Most education systems assume children need to be corrected, accelerated, or kept on track. Dr. Ediga's observation is simpler and more radical: they need intellectual respect. Given that respect — and the time that comes with it — children reveal capacities that adult-centric models systematically underestimate.
The Origin of Inquiry: Making the Invisible Visible
Her eureka moment came in a university laboratory during a DNA extraction. Until then, DNA had existed for her as an abstraction — inferred through gels, absorbance values, and textbook diagrams. But in that moment, watching the molecule precipitate into something she could see and touch, the invisible became tangible.
"That realization reshaped my approach to research," she says. "It taught me to bridge theory with visualization, to value techniques that make the invisible visible, and to question assumptions simply because something cannot be seen." This philosophy — that understanding deepens when abstraction becomes concrete — now guides how she teaches children. The molecular level, she learned, is both precise and remarkably tangible. So is a child's capacity for scientific thinking, if you know how to make it visible.
Current Obsession: A Plastic-Free World
Her intellectual focus has shifted from the laboratory to a global systems problem: imagining and working toward a zero-waste, plastic-free world — one where everyday materials are designed with environmental accountability rather than convenience alone.
The Vital Mystery
If given unlimited resources, the mystery she would investigate is plastic at the molecular and biological level: What happens once it enters living systems? How does it silently reshape life over generations? "We know plastic persists," she says. "We don't yet understand what it does while it persists — inside cells, across species, through time."
It is, for her, the question society is failing to ask — not because the science is too hard, but because the answer might demand more change than we're prepared to make.
At Blue Blocks
She serves as Biology Mentor for the Erdkinder (adolescent) program and Cambridge Lower/Upper Secondary examinations. Her role is not to deliver answers but to model how a researcher thinks: how to ask better questions, design small experiments, document observations, and reflect on results.
"A micro-research setting allows children to experience science as a process of exploration rather than performance," she explains. "My job is to protect that experience — to make sure the question stays more interesting than the answer."
Selected Publications
• Induction of cell wall phenolic monomers as part of direct defense response in maize. Scientific Reports (2021).
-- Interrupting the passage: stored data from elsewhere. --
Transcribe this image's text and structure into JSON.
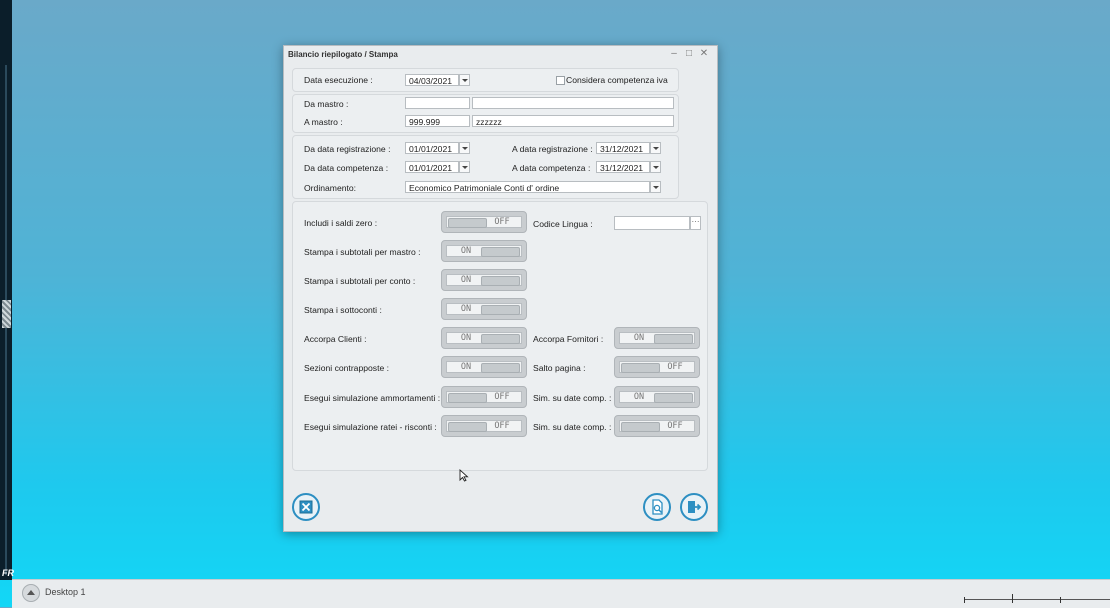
{
  "window": {
    "title": "Bilancio riepilogato / Stampa"
  },
  "execution": {
    "label": "Data esecuzione :",
    "value": "04/03/2021",
    "vat_checkbox_label": "Considera competenza iva",
    "vat_checked": false
  },
  "mastro": {
    "from_label": "Da mastro :",
    "from_code": "",
    "from_desc": "",
    "to_label": "A mastro :",
    "to_code": "999.999",
    "to_desc": "zzzzzz"
  },
  "dates": {
    "reg_from_label": "Da data registrazione :",
    "reg_from": "01/01/2021",
    "reg_to_label": "A data registrazione :",
    "reg_to": "31/12/2021",
    "comp_from_label": "Da data competenza :",
    "comp_from": "01/01/2021",
    "comp_to_label": "A data competenza :",
    "comp_to": "31/12/2021",
    "order_label": "Ordinamento:",
    "order_value": "Economico Patrimoniale Conti d' ordine"
  },
  "options": {
    "zero_balances": {
      "label": "Includi i saldi zero :",
      "state": "OFF"
    },
    "language": {
      "label": "Codice Lingua :",
      "value": ""
    },
    "subtotals_mastro": {
      "label": "Stampa i subtotali per mastro :",
      "state": "ON"
    },
    "subtotals_conto": {
      "label": "Stampa i subtotali per conto :",
      "state": "ON"
    },
    "subaccounts": {
      "label": "Stampa i sottoconti :",
      "state": "ON"
    },
    "merge_customers": {
      "label": "Accorpa Clienti :",
      "state": "ON"
    },
    "merge_suppliers": {
      "label": "Accorpa Fornitori :",
      "state": "ON"
    },
    "opposite_sections": {
      "label": "Sezioni contrapposte :",
      "state": "ON"
    },
    "page_break": {
      "label": "Salto pagina :",
      "state": "OFF"
    },
    "sim_depreciation": {
      "label": "Esegui simulazione ammortamenti :",
      "state": "OFF"
    },
    "sim_depr_dates": {
      "label": "Sim. su date comp. :",
      "state": "ON"
    },
    "sim_accruals": {
      "label": "Esegui simulazione ratei - risconti :",
      "state": "OFF"
    },
    "sim_accr_dates": {
      "label": "Sim. su date comp. :",
      "state": "OFF"
    }
  },
  "taskbar": {
    "desktop_label": "Desktop 1"
  },
  "sidebar": {
    "label": "FR"
  },
  "colors": {
    "accent": "#2d8fc2",
    "window_bg": "#e9ecee"
  }
}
• Seedling stage heat tolerance mechanisms in pearl millet. Russian Journal of Plant Physiology (2022).
• Natural Products Targeting Clinically Relevant Enzymes of Eicosanoid Biosynthesis. Wiley Book Chapter (2017).
• Blastochloris gulmargensis sp. nov. — novel bacterial species description. IJSEM (2011).
• Rhodopseudomonas parapalustris sp. nov., R. harwoodiae sp. nov., R. pseudopalustris sp. nov. IJSEM (2012).
• Rhodoplanes piscinae sp. nov. — novel bacterial species description. IJSEM (2012).
• Variability of Polyphenols and Antioxidant Activity in Sorghum Genotypes. Scholars Int. J. Biochemistry (2020).
• Role of phenolics, tannin and flavonoid in maize resistance to pink stem borer. Maydica (2020).
Research Experience
• ICAR-IIMR (2017-2020): Senior Research Fellow — Development of fortified millet foods; FSSAI quality standards for millets (331 samples analyzed from across India).
• University of Hyderabad (2005-2006): Junior Research Fellow — Department of Ocean Development.
• Assistant Professor (2003-2005): Department of Biotechnology, ALFA College of Engineering & Technology.
Technical Expertise: UFLC & LCMS, Gas Chromatography, Atomic Absorption Spectrophotometry, Protein Analysis (PAGE), Spectrophotometry, Method Validation & Data Analysis.